Unfortunately, SSA fee authorization is a “feast or famine” (and by many accounts, mostly famine) way of practice. Under SSA’s fee authorization process, attorneys can collect an estimated fee from the claimant and deposit it to their IOLTA or other client trust/escrow account, but they cannot charge the client and pay themselves a fee until after the work is performed and SSA has actually authorized the fee. HALLEX I-1-2-8. This process can take months and, in some cases, years. Additionally, the SSA fee petition (Form SSA-1560) is a very different kind of fee petition than what most legal practitioners are accustomed to. Although attorneys are required to account for their time and tasks just as they would in a fee petition for a state court proceeding, SSA does not approve an hourly rate. Rather, the attorney submits a total fee to SSA and an agency adjudicator determines whether the fee is reasonable given the time spent and tasks involved. HALLEX I-1-2-57. Fees greater than $10,000 require two levels of review, and this extra review correspondingly increases the amount of time needed to authorize a fee.
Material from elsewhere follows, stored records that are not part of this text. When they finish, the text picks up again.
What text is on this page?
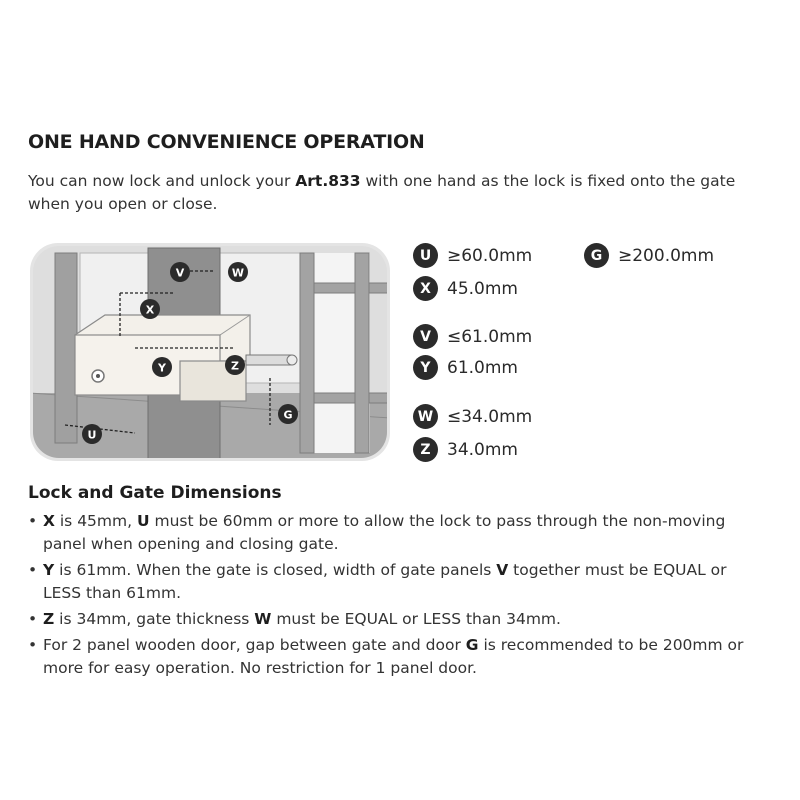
ONE HAND CONVENIENCE OPERATION

You can now lock and unlock your Art.833 with one hand as the lock is fixed onto the gate when you open or close.

V	W
X
Y	Z
G
U
U ≥60.0mm	G ≥200.0mm
X 45.0mm
V ≤61.0mm
Y 61.0mm
W ≤34.0mm
Z 34.0mm
Lock and Gate Dimensions
• X is 45mm, U must be 60mm or more to allow the lock to pass through the non-moving panel when opening and closing gate.
• Y is 61mm. When the gate is closed, width of gate panels V together must be EQUAL or LESS than 61mm.
• Z is 34mm, gate thickness W must be EQUAL or LESS than 34mm.
• For 2 panel wooden door, gap between gate and door G is recommended to be 200mm or more for easy operation. No restriction for 1 panel door.
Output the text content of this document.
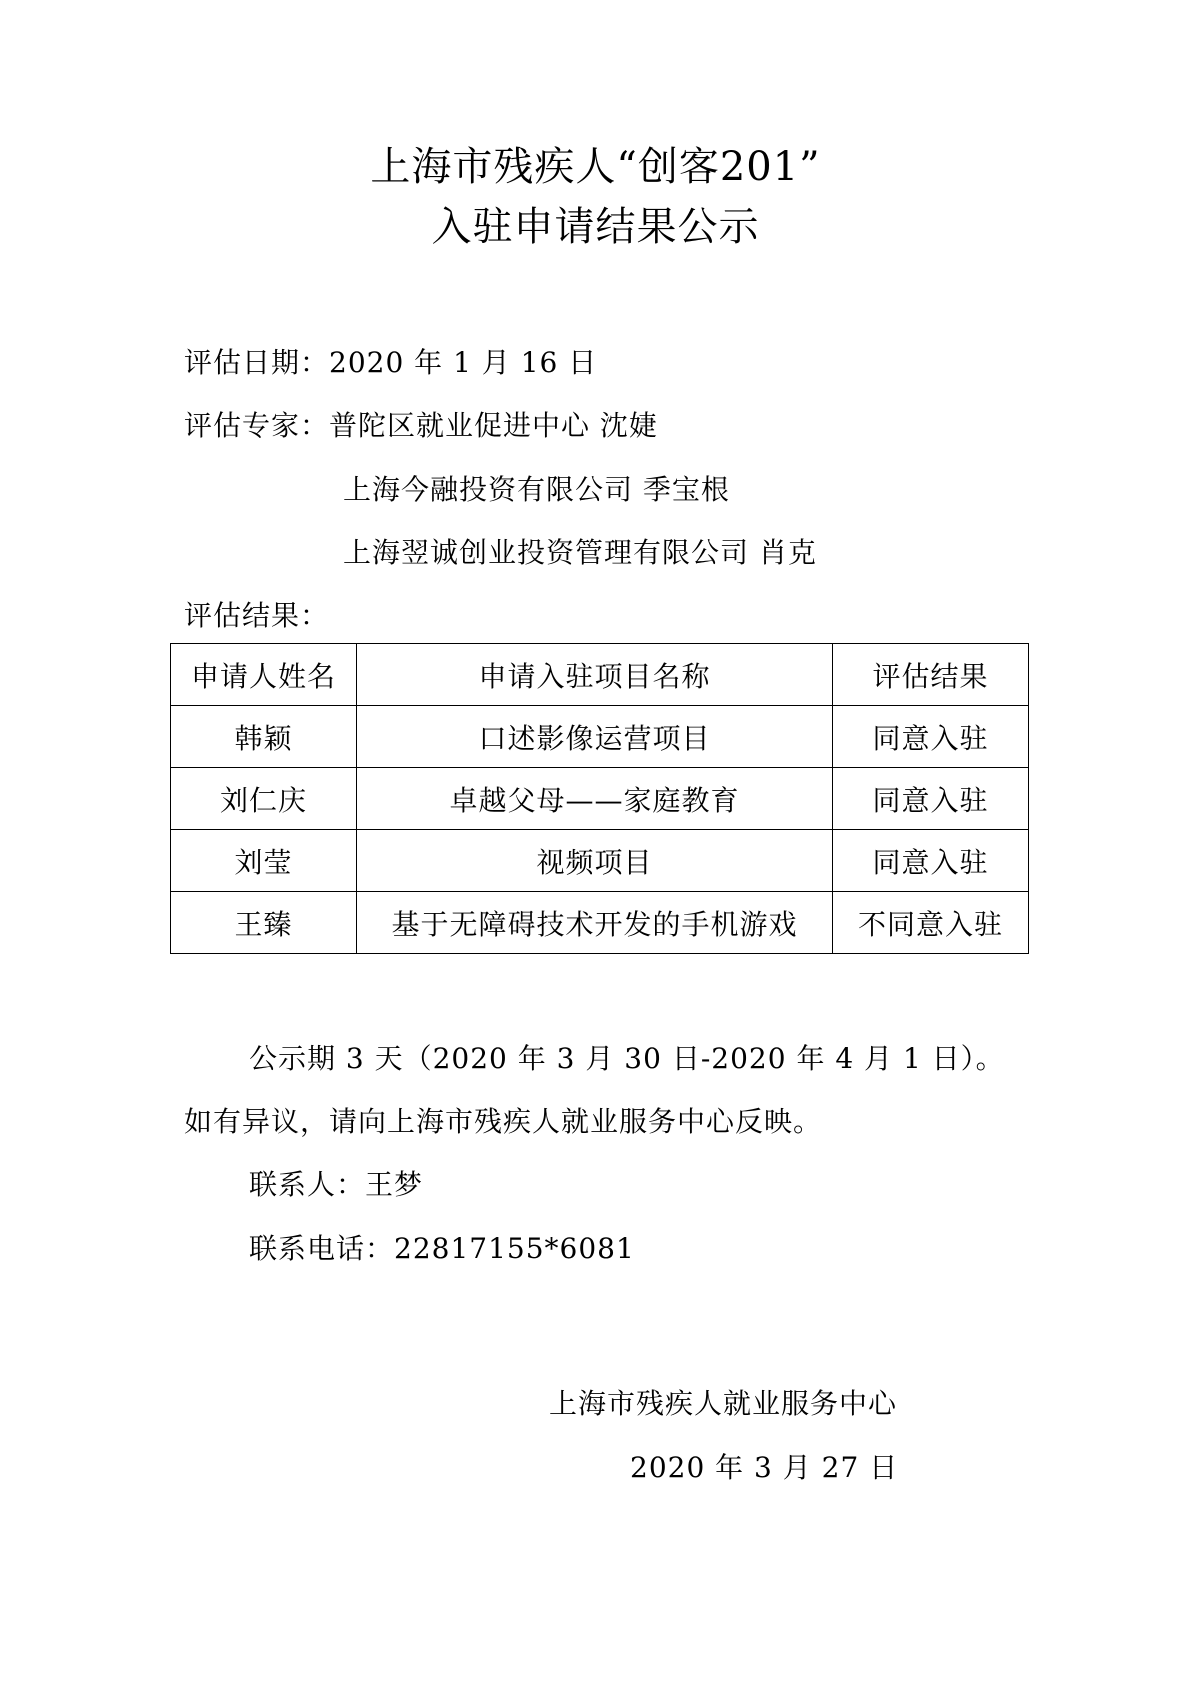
上海市残疾人“创客201”
入驻申请结果公示
评估日期：2020 年 1 月 16 日
评估专家：普陀区就业促进中心 沈婕
上海今融投资有限公司 季宝根
上海翌诚创业投资管理有限公司 肖克
评估结果：
申请人姓名	申请入驻项目名称	评估结果
韩颖	口述影像运营项目	同意入驻
刘仁庆	卓越父母——家庭教育	同意入驻
刘莹	视频项目	同意入驻
王臻	基于无障碍技术开发的手机游戏	不同意入驻
公示期 3 天（2020 年 3 月 30 日-2020 年 4 月 1 日）。
如有异议，请向上海市残疾人就业服务中心反映。
联系人：王梦
联系电话：22817155*6081
上海市残疾人就业服务中心
2020 年 3 月 27 日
It is advisable, however, that estate planners avoid the fee authorization whenever possible, and instead, utilize the other methods for special needs planning discussed above. There is ample statutory support and policy guidance providing for the avoidance of SSA’s fee authorization process in performing SNT work if estate planners are willing to modify their method of practice. Because these policies concerning exemptions to fee authorization have been in place within SSA for many years, a change in these policies is not expected. And if SSA ever decides to revise their longstanding policies, there will be ample opportunity for the estate planning attorney to participate in that policymaking process.